Exhaustion was building in her chest and her head. “I’m not sure,” she said—though every instinct inside her screamed the opposite. How could she possibly make him understand? That her time could be running out. That she could feel it looming closer: the darkness that wanted to inhabit her, to swallow her forever.

“You want to try to get some sleep here?” he asked. “I’ll stay on the floor.”

“No. I should get going soon. . . . ” She began to make a mental list of all the pieces she’d collected today. About Crow being a prophet, about Henry Landon possibly being a victim of the Furies, about Skylar. Em had always suspected that Skylar’s aunt knew more about them than she was saying. Em had to find a way to discover what Skylar—and her family—knew. Why hadn’t she thought of that before? Em had so many questions. . . .

But she was fighting to keep her eyes open. Crow’s inched closer to her, and he moved his hand up her scalp; he massaged it with his fingers and it felt like lapping waves on the back of her skull, lulling her toward sleep.

“I’m going to try to understand them, Emily,” he was saying. “The visions must be telling us something. I promise to help you, Em, even if it means giving in. Giving in to the darkness.”

She started thinking of a million different responses. Ways to explain that she could see the blackness was already seeping through his blood—that if he went down even deeper, he might never come out. That she was turning bad. Hurting people, just as he’d predicted.

But her thoughts came in abstract wisps. The gears in her brain were revolving slower and slower. . . . She couldn’t fight the exhaustion any longer. She let go, into sleep, like a bottomless well. Her sleep was thick and dreamless. Like falling down into absolutely nothing.





CHAPTER SEVEN


Over the next two days, JD found that he couldn’t stop thinking about Ty: her uncanny similarity to Em, the throatiness of her voice, and especially, what she had told him about Chase Singer. The intimate detail—the fact that Chase’s face had been marked with lipstick when he died, which meant (had to mean) that he had been kissed by someone wearing lipstick before he died—stuck in JD’s mind like a celery string between his teeth: annoying and uncomfortable.

JD didn’t hang out with any of Chase’s friends, discounting Em, but he had woodshop with Aaron Johnson, who played football, and they sometimes sat together at lunch talking about old cars and machinery.
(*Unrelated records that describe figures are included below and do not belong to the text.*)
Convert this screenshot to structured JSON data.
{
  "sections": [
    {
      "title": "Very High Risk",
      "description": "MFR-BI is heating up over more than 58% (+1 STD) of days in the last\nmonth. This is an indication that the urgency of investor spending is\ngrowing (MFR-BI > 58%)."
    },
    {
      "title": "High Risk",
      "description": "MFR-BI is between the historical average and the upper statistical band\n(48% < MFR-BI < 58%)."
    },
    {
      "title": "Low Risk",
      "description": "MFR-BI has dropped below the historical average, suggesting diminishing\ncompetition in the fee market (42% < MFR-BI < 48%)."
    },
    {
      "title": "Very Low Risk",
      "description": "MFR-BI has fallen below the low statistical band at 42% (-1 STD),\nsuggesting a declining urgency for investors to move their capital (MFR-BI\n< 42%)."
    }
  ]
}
During fifth-period lunch on Tuesday, JD blurted out to Aaron: “Hey, weird question: Have you ever heard that Chase Singer had lipstick on him when he died? Like, on his cheek?”
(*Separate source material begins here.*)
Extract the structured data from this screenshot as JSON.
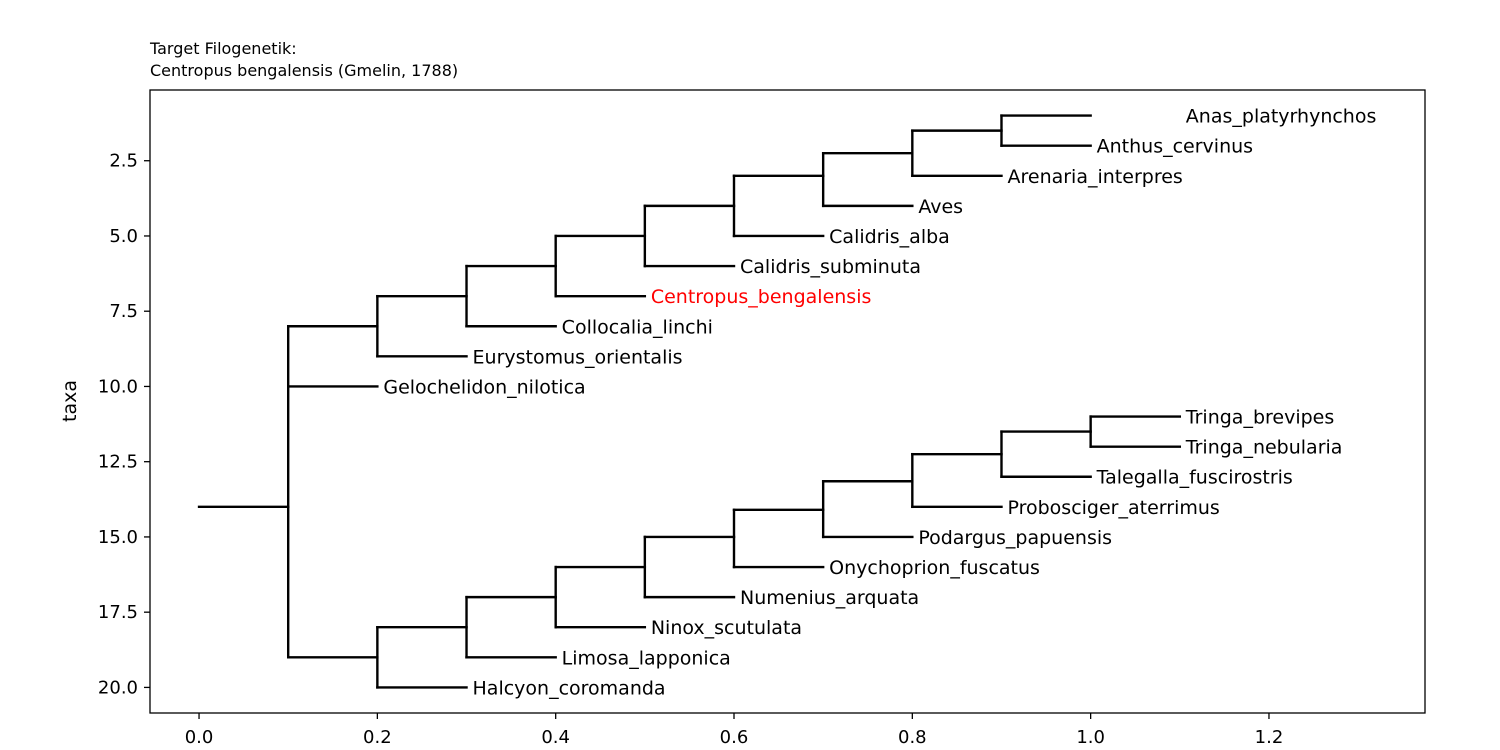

It was strange, given the local media’s blanket coverage of Chase’s death, that JD didn’t remember that striking, if small, description. When he Googled the news reports from a few months ago, there was no mention of any lipstick mark. The only distinguishing marking was the red flower he’d had in his mouth, and even that detail hadn’t come out at first, but had finally been admitted by the police after rumors had spread about it. JD wondered what other secrets had been covered up. And he wondered, too, about that red flower that kept showing up in all the wrong places.

“Nope, never heard that one,” Aaron said.